Here’s a helpful tip from the Lifehacker book I mentioned in the previous post. Hack number 23 is “Set up a Morning Dash.”
Some days (most days?) it can seems almost impossible to get to anything on your next action list. Now, one of the very reasons that you have a next action list is to have some lines in the sand that enable you to say “no” to less important things that come up, so that you can focus on what you’ve determined to be most important.
But unexpected gear shifts will happen — which leads to another beauty of having a next action list: it enables you to re-evaluate and re-prioritize at a moment’s notice.
However, it remains true that we often feel that we have been unable to make the progress on things that we think we should. That’s where the morning dash comes in.
Gina Trapani writes:
There is one way to ensure that you’ll knock at least one thing off your list: dedicate the first hour of your day to your most important task before you check your email, or your paper inbox, or go to any meetings. …
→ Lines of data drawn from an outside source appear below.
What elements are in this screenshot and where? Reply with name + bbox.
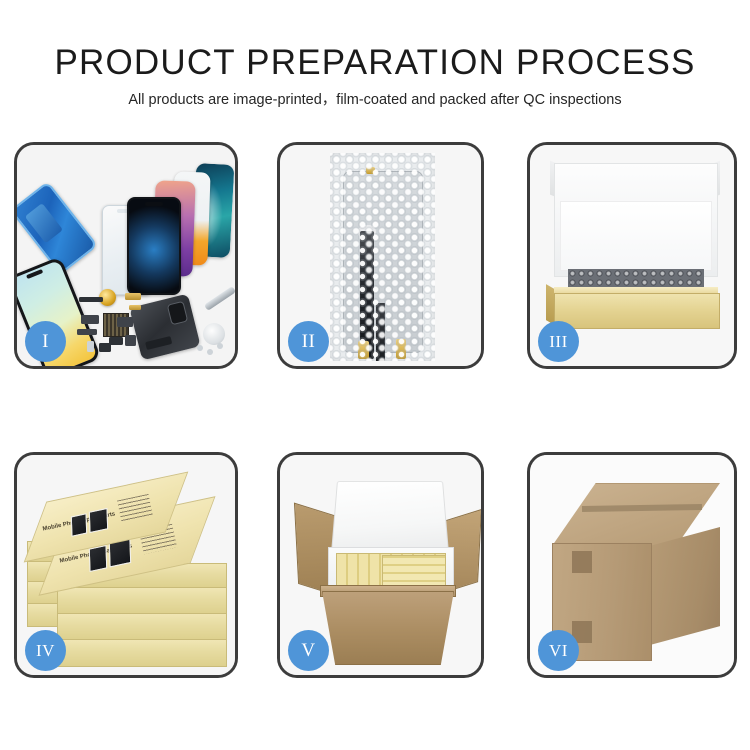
stacked-box [57, 587, 227, 615]
spare-part [77, 329, 97, 335]
step-badge-4: IV [25, 630, 66, 671]
stacked-box [57, 613, 227, 641]
kraft-inner-box [554, 293, 720, 329]
box-label-screen-image [89, 508, 108, 533]
spare-part [117, 317, 133, 327]
foam-liner-lid [331, 481, 450, 557]
spare-part [217, 343, 223, 349]
spare-part [81, 315, 99, 324]
repair-tool-blur [203, 323, 225, 345]
carton-body [322, 591, 454, 665]
carton-tape-patch [572, 551, 592, 573]
repair-tweezers [204, 286, 236, 311]
carton-side-face [650, 527, 720, 645]
step-badge-2: II [288, 321, 329, 362]
spare-part [87, 341, 94, 352]
step-badge-3: III [538, 321, 579, 362]
process-step-2: II [277, 142, 484, 369]
spare-part [99, 343, 111, 352]
process-step-6: VI [527, 452, 737, 678]
spare-part [207, 349, 213, 355]
box-label-screen-image [71, 513, 87, 537]
yellow-boxes-row [382, 555, 446, 589]
dark-screen-phone [127, 197, 181, 295]
white-foam-sheet [560, 201, 712, 271]
bubble-wrap-bag [330, 153, 435, 361]
process-step-3: III [527, 142, 737, 369]
process-step-5: V [277, 452, 484, 678]
bubble-texture [330, 153, 435, 361]
process-step-grid: I II III [0, 0, 750, 750]
step-badge-6: VI [538, 630, 579, 671]
stacked-box [57, 639, 227, 667]
spare-part [129, 305, 141, 310]
process-step-1: I [14, 142, 238, 369]
process-step-4: Mobile Phone Spare Parts Mobile Phone Sp… [14, 452, 238, 678]
box-label-screen-image [89, 545, 107, 572]
step-badge-1: I [25, 321, 66, 362]
phone-back-chassis [129, 294, 200, 361]
spare-part [125, 335, 136, 346]
spare-part [125, 293, 141, 300]
spare-part [197, 345, 203, 351]
step-badge-5: V [288, 630, 329, 671]
spare-part [79, 297, 103, 302]
spare-part [109, 337, 123, 345]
Choose one task — even a small one — and tackle it first thing. Accomplishing something out of the gate sets the tone for the rest of your day and guarantees that no matter how many fires you’re tasked with putting out the minute you open your email client, you still can say you got something done.
Julie Morgenstern, author of Never Check E-Mail In the Morning, makes the same point, which Trapani also quotes:
Change the rhythm of the workday by starting out with your own drumbeat….When you devote your first hour to concentrated work — a dash — the day starts with you in charge of it rather than the other way around. It’s a bold statement to the world (and yourself) that you can take control, pull away from the frenetic pace, and create the time for quiet work when you need it. In reality, if you don’t consciously create the space for the dashes, they won’t get done.
This is good advice. Peter Drucker himself suggests something similar, counseling us in The Effective Executive to “consolidate your time” into as large of chunks as possible. He writes:
The effective executive executive knows that he has to consolidate his discretionary time. He knows that he needs large chunks of time and that small driblets are no time at all. Even one quarter of the working day, if consolidated in large time units, is usually enough to get the important things done. But even three quarters of the working day are useless if they are only available as fifteen minutes here or half an hour there. (p. 49)
I’m on hour 3 of my morning dash right now — and I still feel like I need more time. But, time to get on with the rest of the day.